En el caso de Francia, su nacionalismo económico se encuentra cubierto por el manto del dirigisme. Es decir, un sistema económico en donde el Estado ejerce una fuerte influencia respecto a la inversión. El dirigisme alcanzó su máxima expresión bajo la égida del general Charles de Gaulle y Georges Pompidou, quienes priorizaron los llamados “campeones nacionales” -empresas del sector energético y del transporte-, las cuales recibían apoyo del Estado para garantizar, además de las ganancias para sus accionistas, tres puntos: empleo, localización de las actividades e independencia energética.

Es precisamente dentro del contexto de la puja, entre la estadounidense General Electric y la germana Siemens, por Alstom que el presidente galo, François Hollande, extendió un decreto que otorga más facultades al Estado francés para demandar concesiones o bloquear ofertas por compañías que operen en seis sectores: agua, comunicaciones, defensa, energía, salud y transporte.

Respecto a la India, su primer ministro electo, Narendra Modi, implementó, durante su gestión como ministro jefe del Estado de Gujarat, programas que llevaron el agua potable y la electricidad para toda la población. Además, priorizó el desarrollo de las pequeñas y medianas empresas. No obstante su visión nacionalista, Modi atrajo inversión extranjera proveniente de China, Corea del Sur y Japón. Como resultado de todo lo anterior, Gujarat tuvo un crecimiento anual del 10.2 por ciento entre 2002 y 2009.
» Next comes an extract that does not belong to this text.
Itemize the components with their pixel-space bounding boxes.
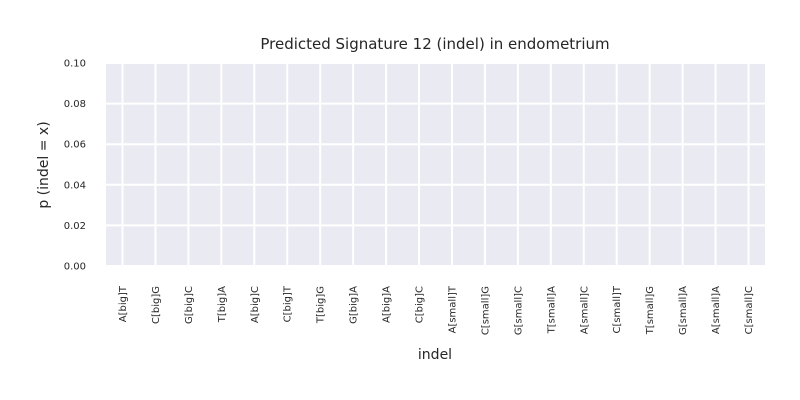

Quizás el caso más emblemático -y controvertido para algunos- sea Rusia. Cuando era un relativamente desconocido funcionario municipal, en 1997, el actual presidente de Rusia, Vladimir Putin, en su disertación escribió: “el proceso de restructurar la economía nacional debe tener el objetivo de crear las compañías más competitivas y efectivas para los mercados doméstico y exterior”.


Posteriormente, Putin propuso en 1999 que el “Estado regulara y desarrollara el sector de los recursos naturales a través de la creación de compañías, lo suficientemente grandes para competir con las multinacionales. Representando de esta manera los intereses del Estado en el comercio internacional”.

Bajo la dirección del zar global, la empresa estatal Gazprom, ha devenido en el mayor extractor de gas natural en el mundo y una de las compañías más grandes. La mencionada firma aporta el ocho por ciento del producto interno bruto de Rusia. Más todavía, ha devenido en un arma diplomática para chantajear a la Unión Europea por su fuerte dependencia de los energéticos rusos.

El nacionalismo económico no está exento de deficiencias: menoscabo en la asignación eficiente de recursos, alteración de la disciplina del mercado, posible imposición de decisiones erróneas para las empresas, entre otras.

El escribano cree, en vista de lo arriba explicado, que es mejor que el Estado Mexicano, en sus tres niveles de gobierno, sea un promotor y regulador más que empresario. Sin embargo, por su experiencia histórica, debe tener una fuerte presencia y regulación en los sectores estratégicos, muy en particular el energético, donde se debe asegurar que Pemex y la CFE, sigan siendo propiedad de la nación, y no meros mascarones de proa, a fin de asegurar la viabilidad de este gran proyecto que se llama México.

Aide-Mémoire.- ¿Será este el siglo de Eurasia? El tiempo lo dirá.